When dealing with the theoretical concept, the Non-Deterministic model is more useful than the deterministic one; therefore, in designing the system, sometimes we adopt a Non-deterministic approach and then move to a deterministic one.
Best Practice for Testing Non-Deterministic Applications:
- While testing, the Non-deterministic model performs continuous Integration and testing.
- Use a model-based testing approach.
- Use an augmented approach as needes by the non-deterministic model.
- Use a test asset management system, and treat them as first-class products.
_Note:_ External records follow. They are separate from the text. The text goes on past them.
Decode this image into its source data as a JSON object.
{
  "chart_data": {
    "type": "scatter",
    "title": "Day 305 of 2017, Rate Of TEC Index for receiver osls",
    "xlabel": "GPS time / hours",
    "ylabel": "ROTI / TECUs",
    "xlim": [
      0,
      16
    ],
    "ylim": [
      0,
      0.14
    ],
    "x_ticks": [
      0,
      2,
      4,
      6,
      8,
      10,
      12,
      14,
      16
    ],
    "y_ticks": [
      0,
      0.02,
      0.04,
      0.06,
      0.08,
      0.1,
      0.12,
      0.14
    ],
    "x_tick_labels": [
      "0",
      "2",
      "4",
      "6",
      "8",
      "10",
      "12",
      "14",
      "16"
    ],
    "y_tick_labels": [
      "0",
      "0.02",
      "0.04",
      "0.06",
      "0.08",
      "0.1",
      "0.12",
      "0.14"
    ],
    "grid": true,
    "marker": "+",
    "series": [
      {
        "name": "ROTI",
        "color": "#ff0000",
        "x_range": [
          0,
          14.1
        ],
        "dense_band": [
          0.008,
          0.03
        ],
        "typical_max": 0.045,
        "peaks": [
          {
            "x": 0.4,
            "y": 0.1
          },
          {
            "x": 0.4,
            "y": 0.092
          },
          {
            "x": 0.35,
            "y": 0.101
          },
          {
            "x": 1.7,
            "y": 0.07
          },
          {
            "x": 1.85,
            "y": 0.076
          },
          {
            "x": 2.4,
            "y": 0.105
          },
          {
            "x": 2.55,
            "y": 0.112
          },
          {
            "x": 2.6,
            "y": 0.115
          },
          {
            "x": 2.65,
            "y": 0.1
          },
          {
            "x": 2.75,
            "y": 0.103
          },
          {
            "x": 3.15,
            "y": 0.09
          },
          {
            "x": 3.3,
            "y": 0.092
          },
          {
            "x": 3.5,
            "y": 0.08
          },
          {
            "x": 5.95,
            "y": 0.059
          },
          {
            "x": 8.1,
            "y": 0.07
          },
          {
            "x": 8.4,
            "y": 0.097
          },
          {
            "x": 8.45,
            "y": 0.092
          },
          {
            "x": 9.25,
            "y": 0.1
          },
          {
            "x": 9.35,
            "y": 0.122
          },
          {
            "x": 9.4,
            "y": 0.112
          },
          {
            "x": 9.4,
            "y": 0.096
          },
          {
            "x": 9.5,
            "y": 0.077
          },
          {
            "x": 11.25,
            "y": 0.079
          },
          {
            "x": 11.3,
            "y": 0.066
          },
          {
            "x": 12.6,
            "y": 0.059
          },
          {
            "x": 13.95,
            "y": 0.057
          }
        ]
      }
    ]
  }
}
- When dealing with a large set of data, perform testing on each operation at least once.
- Test all the illegal sequences of inputs with their correct response set of data.
- Always perform unit testing with extreme aberrant points.
The base goal of Machine Learning testing:
- QoS or Quality of Service, the main motive to provide the quality of the service to the user or the customer, can be said to be Quality Assurance.
- Remove all the defects and errors from the design implementation to avoid future consequences and issues.
- Find the bugs at the early stage of the project lifecycle.
What is the importance of testing in a Machine Learning project?
Small misconceptions bring a lot of issues in the development lifecycle, and defects at the initial stage of product development lifecycle can cause collateral damage to the project or complete crashing of the project. Testing helps to identify the requirements, issues, and errors at the initial stage of the product development lifecycle.
- Testing helps to discover the defects and bugs before deploying the project, software, or system.
- The system becomes more reliable and scalable.
- More thorough checking of software provides more high-performance and more chances of successful deployment.
- It makes the system easy to use and gives more customer satisfaction.
- It improves the quality of the product and its efficiency.
- There is increased success rate and an easier learning graph.
This article is an attempt to cover the basic concepts for the tester in Machine Learning. It talks about testing mechanisms, and indicates how to determine the best fit for your requirement. You will learn about different types of model tests, model test deployment pipeline, and different testing techniques. You will get insights about the Machine learning test automation tools and requirements; and understand the most important aspect of machine Learning testing— data, dataset, and learning graphs.
The tester is made aware of the Machine Learning project's basic requirement, deep understanding of the datasets, and how to organize the data so that it acts according to the user demand. If you work according to the procedure, the result will be accurate to some point.
The model should be more responsive and informative to develop business insights. As part of the last phase of the project development lifecycle, testing is a very important and critical step to be followed.